General characteristics
- Class & type: Ailanthus-class net laying ship
- Displacement: 1,190 long tons (1,209 t)
- Length: 194 ft 7 in (59.31 m)
- Beam: 34 ft 7 in (10.54 m)
- Draft: 11 ft 8 in (3.56 m)
- Propulsion: Diesel-electric, 2,500 hp (1,864 kW), single propeller
- Speed: 17 knots (20 mph; 31 km/h)
- Complement: 56 officers and enlisted
- Armament: 1 × 3"/50 caliber gun; 4 × twin 20 mm guns;

= USS Ailanthus =

Net laying ship

USS Ailanthus (AN-38/YN-57) was an net laying ship which served with the U.S. Navy in the western Pacific Ocean theatre of operations during World War II. She was assigned to the U.S. Pacific Fleet with her protective anti-submarine nets. She ran aground at Lash bay, Tanaga Island in the Aleutians 26 February 1944 and was declared a total loss. She was only six months old. Seabees of Naval Construction Battalion 45 assisted the ship's crew evacuate safely.

== Built in Washington==
Ailanthus (YN-57) was laid down on 17 November 1942 at Everett, Washington, by the Everett-Pacific Shipbuilding & Dry Dock Company; launched on 20 May 1943; sponsored by Miss Billie Jean McNatt; and placed in commission at Seattle, Washington, on 2 December 1943.

== World War II service ==

The net tender completed fitting out and, during the second half of December, conducted shakedown training. On the last day of 1943, she reported for duty in the 13th Naval District. On 20 January 1944, she was reclassified a net laying ship and redesignated AN-38.

Early in February, Ailanthus moved north to Pleasant Island, Alaska, where she arrived on 4 February. Reassigned that same day to Service Squadron 6, U.S. Pacific Fleet, she began to carry out net laying duties.
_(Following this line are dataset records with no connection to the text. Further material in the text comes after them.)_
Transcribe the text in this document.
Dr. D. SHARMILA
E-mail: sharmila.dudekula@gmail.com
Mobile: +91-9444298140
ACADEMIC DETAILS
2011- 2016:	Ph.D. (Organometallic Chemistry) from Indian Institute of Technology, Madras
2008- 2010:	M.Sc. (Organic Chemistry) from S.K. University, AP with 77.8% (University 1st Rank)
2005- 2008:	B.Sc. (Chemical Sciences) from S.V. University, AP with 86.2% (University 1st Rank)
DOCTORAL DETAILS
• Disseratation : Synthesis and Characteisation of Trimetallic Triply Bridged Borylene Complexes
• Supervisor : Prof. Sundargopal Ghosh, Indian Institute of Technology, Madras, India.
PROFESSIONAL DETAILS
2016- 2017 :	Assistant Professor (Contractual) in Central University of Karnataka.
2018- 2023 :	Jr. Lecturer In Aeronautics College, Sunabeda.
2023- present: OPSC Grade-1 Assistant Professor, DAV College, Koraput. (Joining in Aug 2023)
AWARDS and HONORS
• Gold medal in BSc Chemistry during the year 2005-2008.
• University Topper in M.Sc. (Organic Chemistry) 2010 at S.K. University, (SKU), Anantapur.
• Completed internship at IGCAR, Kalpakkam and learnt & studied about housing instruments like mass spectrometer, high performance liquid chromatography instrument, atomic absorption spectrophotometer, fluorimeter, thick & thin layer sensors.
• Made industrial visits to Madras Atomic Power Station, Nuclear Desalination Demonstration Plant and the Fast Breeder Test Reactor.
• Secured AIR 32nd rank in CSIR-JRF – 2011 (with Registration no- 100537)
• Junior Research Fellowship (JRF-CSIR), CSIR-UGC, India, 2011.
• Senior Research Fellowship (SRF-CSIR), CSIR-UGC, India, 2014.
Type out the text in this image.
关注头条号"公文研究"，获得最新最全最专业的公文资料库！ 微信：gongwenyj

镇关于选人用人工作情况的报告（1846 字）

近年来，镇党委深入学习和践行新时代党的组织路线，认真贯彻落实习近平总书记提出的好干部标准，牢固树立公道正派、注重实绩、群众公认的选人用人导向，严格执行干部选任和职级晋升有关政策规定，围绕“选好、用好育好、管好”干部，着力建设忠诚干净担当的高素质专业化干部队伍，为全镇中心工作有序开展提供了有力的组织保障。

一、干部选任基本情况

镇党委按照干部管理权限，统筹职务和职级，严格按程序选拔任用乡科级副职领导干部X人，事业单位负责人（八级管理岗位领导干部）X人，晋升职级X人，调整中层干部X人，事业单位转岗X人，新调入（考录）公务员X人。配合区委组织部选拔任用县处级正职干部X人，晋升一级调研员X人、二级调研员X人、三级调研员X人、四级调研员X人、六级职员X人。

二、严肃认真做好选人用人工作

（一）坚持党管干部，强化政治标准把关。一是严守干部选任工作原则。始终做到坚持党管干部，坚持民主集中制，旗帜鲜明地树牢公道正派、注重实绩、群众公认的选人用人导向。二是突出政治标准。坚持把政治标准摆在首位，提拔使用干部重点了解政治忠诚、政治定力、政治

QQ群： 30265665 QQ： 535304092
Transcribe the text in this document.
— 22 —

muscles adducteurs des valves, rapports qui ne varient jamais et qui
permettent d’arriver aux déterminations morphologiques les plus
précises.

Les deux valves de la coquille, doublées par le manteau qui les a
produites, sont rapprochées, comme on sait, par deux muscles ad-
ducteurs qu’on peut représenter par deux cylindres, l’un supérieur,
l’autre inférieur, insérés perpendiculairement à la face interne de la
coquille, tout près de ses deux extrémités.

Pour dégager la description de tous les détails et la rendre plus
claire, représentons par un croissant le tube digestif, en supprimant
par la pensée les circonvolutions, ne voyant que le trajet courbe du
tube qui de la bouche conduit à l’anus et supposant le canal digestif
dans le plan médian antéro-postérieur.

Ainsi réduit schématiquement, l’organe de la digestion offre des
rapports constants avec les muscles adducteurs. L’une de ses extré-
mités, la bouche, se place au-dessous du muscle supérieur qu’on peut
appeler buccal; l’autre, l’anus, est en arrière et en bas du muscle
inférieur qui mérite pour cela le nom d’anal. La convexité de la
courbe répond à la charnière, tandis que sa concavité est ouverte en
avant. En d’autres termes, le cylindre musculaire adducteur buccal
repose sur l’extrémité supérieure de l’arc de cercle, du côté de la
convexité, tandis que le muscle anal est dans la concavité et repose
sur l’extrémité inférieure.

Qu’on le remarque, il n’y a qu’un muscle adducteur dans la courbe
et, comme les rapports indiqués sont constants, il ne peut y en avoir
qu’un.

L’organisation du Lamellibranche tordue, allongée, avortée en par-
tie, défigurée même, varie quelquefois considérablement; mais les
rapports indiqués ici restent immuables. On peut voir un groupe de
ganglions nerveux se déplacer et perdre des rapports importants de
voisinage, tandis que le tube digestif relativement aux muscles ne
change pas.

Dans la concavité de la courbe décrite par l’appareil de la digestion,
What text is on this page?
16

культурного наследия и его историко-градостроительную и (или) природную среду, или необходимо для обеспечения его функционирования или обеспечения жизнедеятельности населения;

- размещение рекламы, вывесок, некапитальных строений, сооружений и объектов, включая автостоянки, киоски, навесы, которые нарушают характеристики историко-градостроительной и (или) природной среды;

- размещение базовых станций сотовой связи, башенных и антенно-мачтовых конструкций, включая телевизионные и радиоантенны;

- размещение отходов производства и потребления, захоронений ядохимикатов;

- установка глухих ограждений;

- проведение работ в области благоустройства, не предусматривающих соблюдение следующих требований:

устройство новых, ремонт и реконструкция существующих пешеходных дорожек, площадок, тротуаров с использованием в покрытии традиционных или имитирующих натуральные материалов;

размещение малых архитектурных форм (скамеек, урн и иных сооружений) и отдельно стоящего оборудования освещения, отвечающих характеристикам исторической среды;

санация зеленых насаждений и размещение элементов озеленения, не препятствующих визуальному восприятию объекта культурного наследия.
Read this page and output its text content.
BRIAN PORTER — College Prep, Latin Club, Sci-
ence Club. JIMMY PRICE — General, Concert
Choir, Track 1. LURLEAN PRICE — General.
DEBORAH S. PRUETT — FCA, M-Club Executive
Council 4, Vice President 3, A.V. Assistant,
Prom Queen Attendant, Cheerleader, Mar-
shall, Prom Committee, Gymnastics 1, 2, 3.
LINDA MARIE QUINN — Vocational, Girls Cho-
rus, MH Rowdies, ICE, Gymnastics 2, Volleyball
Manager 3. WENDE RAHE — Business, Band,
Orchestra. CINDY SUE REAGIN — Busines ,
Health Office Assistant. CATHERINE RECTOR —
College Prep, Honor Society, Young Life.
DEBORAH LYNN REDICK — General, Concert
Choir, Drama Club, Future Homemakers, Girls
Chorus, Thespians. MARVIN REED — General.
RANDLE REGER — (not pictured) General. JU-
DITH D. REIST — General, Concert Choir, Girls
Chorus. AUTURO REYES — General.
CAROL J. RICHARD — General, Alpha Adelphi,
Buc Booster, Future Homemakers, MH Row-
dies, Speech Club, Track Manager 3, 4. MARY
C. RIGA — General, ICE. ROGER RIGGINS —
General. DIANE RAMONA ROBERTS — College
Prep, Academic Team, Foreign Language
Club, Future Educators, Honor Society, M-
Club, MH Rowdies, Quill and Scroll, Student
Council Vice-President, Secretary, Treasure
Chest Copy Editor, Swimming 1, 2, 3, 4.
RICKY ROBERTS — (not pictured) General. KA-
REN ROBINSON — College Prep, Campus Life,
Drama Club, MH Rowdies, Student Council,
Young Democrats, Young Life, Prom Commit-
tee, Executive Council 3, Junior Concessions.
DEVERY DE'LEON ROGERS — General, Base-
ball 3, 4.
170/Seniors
However, her career proved very brief. Having delivered a cargo of perforated steel plating (Marston Mat) to a Navy Seabee contingent building an airfield on the westernmost island of Attu, Ailanthus was caught in a violent winter storm, and on 26 February 1944, slipped her anchorage and was driven hard aground, suffering extensive damage. While still stranded, Ailanthus was reassigned to the newly constituted 17th Naval District (the Alaskan portion of the old 13th Naval District to which she had originally been assigned). Finally, she was declared a total loss, and her name was struck from the Navy List on 9 June 1944.